In seeking to act wholesomely, I think we can let either of these steer, and if they’re properly integrated it shouldn’t ultimately matter which is on top. We soften our yang, letting it be receptive to what we perceive — but not losing touch with its heart. Then when we act from the yang, it already contains the yin. Or we can steer with yin, trying to be receptive to the wholeness we perceive — but this includes the yang-within, our sense of how things should be. So acting from the yin encapsulates the yang.
In this way, I feel that acting wholesomely may be best understood as a posture. It can give rise to goals, but it isn’t fundamentally goal-oriented. And wholesome action for different actors often looks a little different as they perceive different facets of things. Nor is it in any way necessary for wholesome action to conceive of itself as such. A lot of what I’m doing in this essay is just trying to pull out and articulate things I have at some level known for many years.
Is it a good posture to adopt? I believe it is, but I’ll leave the principal discussion of that question for the third essay.
Especially volumes 1 and 2 of The Nature of Order.

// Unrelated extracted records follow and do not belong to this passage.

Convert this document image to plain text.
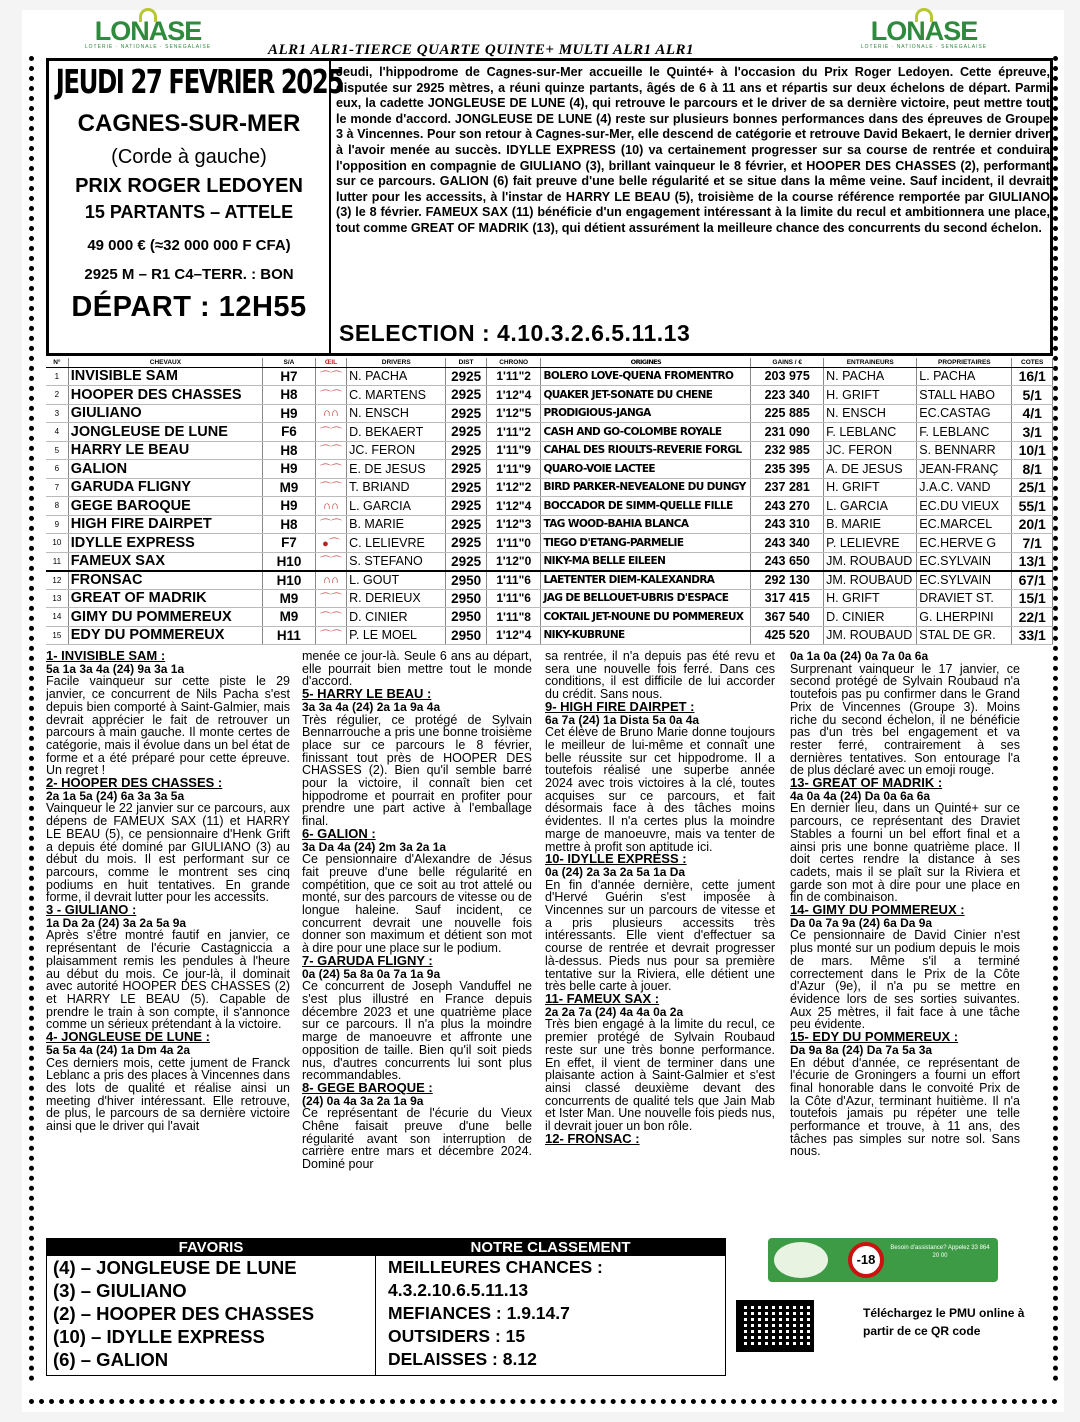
LONASE
LOTERIE · NATIONALE · SENEGALAISE
LONASE
LOTERIE · NATIONALE · SENEGALAISE
ALR1 ALR1-TIERCE QUARTE QUINTE+ MULTI ALR1 ALR1
JEUDI 27 FEVRIER 2025
CAGNES-SUR-MER
(Corde à gauche)
PRIX ROGER LEDOYEN
15 PARTANTS – ATTELE
49 000 € (≈32 000 000 F CFA)
2925 M – R1 C4–TERR. : BON
DÉPART : 12H55
Jeudi, l'hippodrome de Cagnes-sur-Mer accueille le Quinté+ à l'occasion du Prix Roger Ledoyen. Cette épreuve, disputée sur 2925 mètres, a réuni quinze partants, âgés de 6 à 11 ans et répartis sur deux échelons de départ. Parmi eux, la cadette JONGLEUSE DE LUNE (4), qui retrouve le parcours et le driver de sa dernière victoire, peut mettre tout le monde d'accord. JONGLEUSE DE LUNE (4) reste sur plusieurs bonnes performances dans des épreuves de Groupe 3 à Vincennes. Pour son retour à Cagnes-sur-Mer, elle descend de catégorie et retrouve David Bekaert, le dernier driver à l'avoir menée au succès. IDYLLE EXPRESS (10) va certainement progresser sur sa course de rentrée et conduira l'opposition en compagnie de GIULIANO (3), brillant vainqueur le 8 février, et HOOPER DES CHASSES (2), performant sur ce parcours. GALION (6) fait preuve d'une belle régularité et se situe dans la même veine. Sauf incident, il devrait lutter pour les accessits, à l'instar de HARRY LE BEAU (5), troisième de la course référence remportée par GIULIANO (3) le 8 février. FAMEUX SAX (11) bénéficie d'un engagement intéressant à la limite du recul et ambitionnera une place, tout comme GREAT OF MADRIK (13), qui détient assurément la meilleure chance des concurrents du second échelon.
SELECTION : 4.10.3.2.6.5.11.13
N°	CHEVAUX	S/A	ŒIL	DRIVERS	DIST	CHRONO	ORIGINES	GAINS / €	ENTRAINEURS	PROPRIETAIRES	COTES
1	INVISIBLE SAM	H7	⌒⌒	N. PACHA	2925	1'11"2	BOLERO LOVE-QUENA FROMENTRO	203 975	N. PACHA	L. PACHA	16/1
2	HOOPER DES CHASSES	H8	⌒⌒	C. MARTENS	2925	1'12"4	QUAKER JET-SONATE DU CHENE	223 340	H. GRIFT	STALL HABO	5/1
3	GIULIANO	H9	∩∩	N. ENSCH	2925	1'12"5	PRODIGIOUS-JANGA	225 885	N. ENSCH	EC.CASTAG	4/1
4	JONGLEUSE DE LUNE	F6	⌒⌒	D. BEKAERT	2925	1'11"2	CASH AND GO-COLOMBE ROYALE	231 090	F. LEBLANC	F. LEBLANC	3/1
5	HARRY LE BEAU	H8	⌒⌒	JC. FERON	2925	1'11"9	CAHAL DES RIOULTS-REVERIE FORGL	232 985	JC. FERON	S. BENNARR	10/1
6	GALION	H9	⌒⌒	E. DE JESUS	2925	1'11"9	QUARO-VOIE LACTEE	235 395	A. DE JESUS	JEAN-FRANÇ	8/1
7	GARUDA FLIGNY	M9	⌒⌒	T. BRIAND	2925	1'12"2	BIRD PARKER-NEVEALONE DU DUNGY	237 281	H. GRIFT	J.A.C. VAND	25/1
8	GEGE BAROQUE	H9	∩∩	L. GARCIA	2925	1'12"4	BOCCADOR DE SIMM-QUELLE FILLE	243 270	L. GARCIA	EC.DU VIEUX	55/1
9	HIGH FIRE DAIRPET	H8	⌒⌒	B. MARIE	2925	1'12"3	TAG WOOD-BAHIA BLANCA	243 310	B. MARIE	EC.MARCEL	20/1
10	IDYLLE EXPRESS	F7	●⌒	C. LELIEVRE	2925	1'11"0	TIEGO D'ETANG-PARMELIE	243 340	P. LELIEVRE	EC.HERVE G	7/1
11	FAMEUX SAX	H10	⌒⌒	S. STEFANO	2925	1'12"0	NIKY-MA BELLE EILEEN	243 650	JM. ROUBAUD	EC.SYLVAIN	13/1
12	FRONSAC	H10	∩∩	L. GOUT	2950	1'11"6	LAETENTER DIEM-KALEXANDRA	292 130	JM. ROUBAUD	EC.SYLVAIN	67/1
13	GREAT OF MADRIK	M9	⌒⌒	R. DERIEUX	2950	1'11"6	JAG DE BELLOUET-UBRIS D'ESPACE	317 415	H. GRIFT	DRAVIET ST.	15/1
14	GIMY DU POMMEREUX	M9	⌒⌒	D. CINIER	2950	1'11"8	COKTAIL JET-NOUNE DU POMMEREUX	367 540	D. CINIER	G. LHERPINI	22/1
15	EDY DU POMMEREUX	H11	⌒⌒	P. LE MOEL	2950	1'12"4	NIKY-KUBRUNE	425 520	JM. ROUBAUD	STAL DE GR.	33/1
1- INVISIBLE SAM :
5a 1a 3a 4a (24) 9a 3a 1a

Facile vainqueur sur cette piste le 29 janvier, ce concurrent de Nils Pacha s'est depuis bien comporté à Saint-Galmier, mais devrait apprécier le fait de retrouver un parcours à main gauche. Il monte certes de catégorie, mais il évolue dans un bel état de forme et a été préparé pour cette épreuve. Un regret !

2- HOOPER DES CHASSES :
2a 1a 5a (24) 6a 3a 3a 5a

Vainqueur le 22 janvier sur ce parcours, aux dépens de FAMEUX SAX (11) et HARRY LE BEAU (5), ce pensionnaire d'Henk Grift a depuis été dominé par GIULIANO (3) au début du mois. Il est performant sur ce parcours, comme le montrent ses cinq podiums en huit tentatives. En grande forme, il devrait lutter pour les accessits.

3 - GIULIANO :
1a Da 2a (24) 3a 2a 5a 9a

Après s'être montré fautif en janvier, ce représentant de l'écurie Castagniccia a plaisamment remis les pendules à l'heure au début du mois. Ce jour-là, il dominait avec autorité HOOPER DES CHASSES (2) et HARRY LE BEAU (5). Capable de prendre le train à son compte, il s'annonce comme un sérieux prétendant à la victoire.

4- JONGLEUSE DE LUNE :
5a 5a 4a (24) 1a Dm 4a 2a

Ces derniers mois, cette jument de Franck Leblanc a pris des places à Vincennes dans des lots de qualité et réalise ainsi un meeting d'hiver intéressant. Elle retrouve, de plus, le parcours de sa dernière victoire ainsi que le driver qui l'avait

menée ce jour-là. Seule 6 ans au départ, elle pourrait bien mettre tout le monde d'accord.

5- HARRY LE BEAU :
3a 3a 4a (24) 2a 1a 9a 4a

Très régulier, ce protégé de Sylvain Bennarrouche a pris une bonne troisième place sur ce parcours le 8 février, finissant tout près de HOOPER DES CHASSES (2). Bien qu'il semble barré pour la victoire, il connaît bien cet hippodrome et pourrait en profiter pour prendre une part active à l'emballage final.

6- GALION :
3a Da 4a (24) 2m 3a 2a 1a

Ce pensionnaire d'Alexandre de Jésus fait preuve d'une belle régularité en compétition, que ce soit au trot attelé ou monté, sur des parcours de vitesse ou de longue haleine. Sauf incident, ce concurrent devrait une nouvelle fois donner son maximum et détient son mot à dire pour une place sur le podium.

7- GARUDA FLIGNY :
0a (24) 5a 8a 0a 7a 1a 9a

Ce concurrent de Joseph Vanduffel ne s'est plus illustré en France depuis décembre 2023 et une quatrième place sur ce parcours. Il n'a plus la moindre marge de manoeuvre et affronte une opposition de taille. Bien qu'il soit pieds nus, d'autres concurrents lui sont plus recommandables.

8- GEGE BAROQUE :
(24) 0a 4a 3a 2a 1a 9a

Ce représentant de l'écurie du Vieux Chêne faisait preuve d'une belle régularité avant son interruption de carrière entre mars et décembre 2024. Dominé pour

sa rentrée, il n'a depuis pas été revu et sera une nouvelle fois ferré. Dans ces conditions, il est difficile de lui accorder du crédit. Sans nous.

9- HIGH FIRE DAIRPET :
6a 7a (24) 1a Dista 5a 0a 4a

Cet élève de Bruno Marie donne toujours le meilleur de lui-même et connaît une belle réussite sur cet hippodrome. Il a toutefois réalisé une superbe année 2024 avec trois victoires à la clé, toutes acquises sur ce parcours, et fait désormais face à des tâches moins évidentes. Il n'a certes plus la moindre marge de manoeuvre, mais va tenter de mettre à profit son aptitude ici.

10- IDYLLE EXPRESS :
0a (24) 2a 3a 2a 5a 1a Da

En fin d'année dernière, cette jument d'Hervé Guérin s'est imposée à Vincennes sur un parcours de vitesse et a pris plusieurs accessits très intéressants. Elle vient d'effectuer sa course de rentrée et devrait progresser là-dessus. Pieds nus pour sa première tentative sur la Riviera, elle détient une très belle carte à jouer.

11- FAMEUX SAX :
2a 2a 7a (24) 4a 4a 0a 2a

Très bien engagé à la limite du recul, ce premier protégé de Sylvain Roubaud reste sur une très bonne performance. En effet, il vient de terminer dans une plaisante action à Saint-Galmier et s'est ainsi classé deuxième devant des concurrents de qualité tels que Jain Mab et Ister Man. Une nouvelle fois pieds nus, il devrait jouer un bon rôle.

12- FRONSAC :
0a 1a 0a (24) 0a 7a 0a 6a

Surprenant vainqueur le 17 janvier, ce second protégé de Sylvain Roubaud n'a toutefois pas pu confirmer dans le Grand Prix de Vincennes (Groupe 3). Moins riche du second échelon, il ne bénéficie pas d'un très bel engagement et va rester ferré, contrairement à ses dernières tentatives. Son entourage l'a de plus déclaré avec un emoji rouge.

13- GREAT OF MADRIK :
4a 0a 4a (24) Da 0a 6a 6a

En dernier lieu, dans un Quinté+ sur ce parcours, ce représentant des Draviet Stables a fourni un bel effort final et a ainsi pris une bonne quatrième place. Il doit certes rendre la distance à ses cadets, mais il se plaît sur la Riviera et garde son mot à dire pour une place en fin de combinaison.

14- GIMY DU POMMEREUX :
Da 0a 7a 9a (24) 6a Da 9a

Ce pensionnaire de David Cinier n'est plus monté sur un podium depuis le mois de mars. Même s'il a terminé correctement dans le Prix de la Côte d'Azur (9e), il n'a pu se mettre en évidence lors de ses sorties suivantes. Aux 25 mètres, il fait face à une tâche peu évidente.

15- EDY DU POMMEREUX :
Da 9a 8a (24) Da 7a 5a 3a

En début d'année, ce représentant de l'écurie de Groningers a fourni un effort final honorable dans le convoité Prix de la Côte d'Azur, terminant huitième. Il n'a toutefois jamais pu répéter une telle performance et trouve, à 11 ans, des tâches pas simples sur notre sol. Sans nous.

FAVORIS
(4) – JONGLEUSE DE LUNE
(3) – GIULIANO
(2) – HOOPER DES CHASSES
(10) – IDYLLE EXPRESS
(6) – GALION
NOTRE CLASSEMENT
MEILLEURES CHANCES :
4.3.2.10.6.5.11.13
MEFIANCES : 1.9.14.7
OUTSIDERS : 15
DELAISSES : 8.12
-18
Besoin d'assistance? Appelez 33 864 20 00
Téléchargez le PMU online à partir de ce QR code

He sketches some mathematics underlying his concept of ‘wholeness’, but it’s only realistic to calculate in very simple cases; in realistic cases it will rely on people making assessments.
I think there’s a bit more to wholesomeness than just the absence of unwholesomeness; I’ll revisit this in the third essay.
I don’t mean “strong emotion”, but something more like “felt sense”; as opposed to “explicit model”.
This justification can also create norms that valourize unwholesomeness, e.g. coming to think there's something courageous/impressively agentic in trying to sneakily manipulate one's way around laws.
I haven’t read enough Eastern philosophy to know how much the things I’m saying here are just recapitulating standard advice, but I wouldn’t be shocked.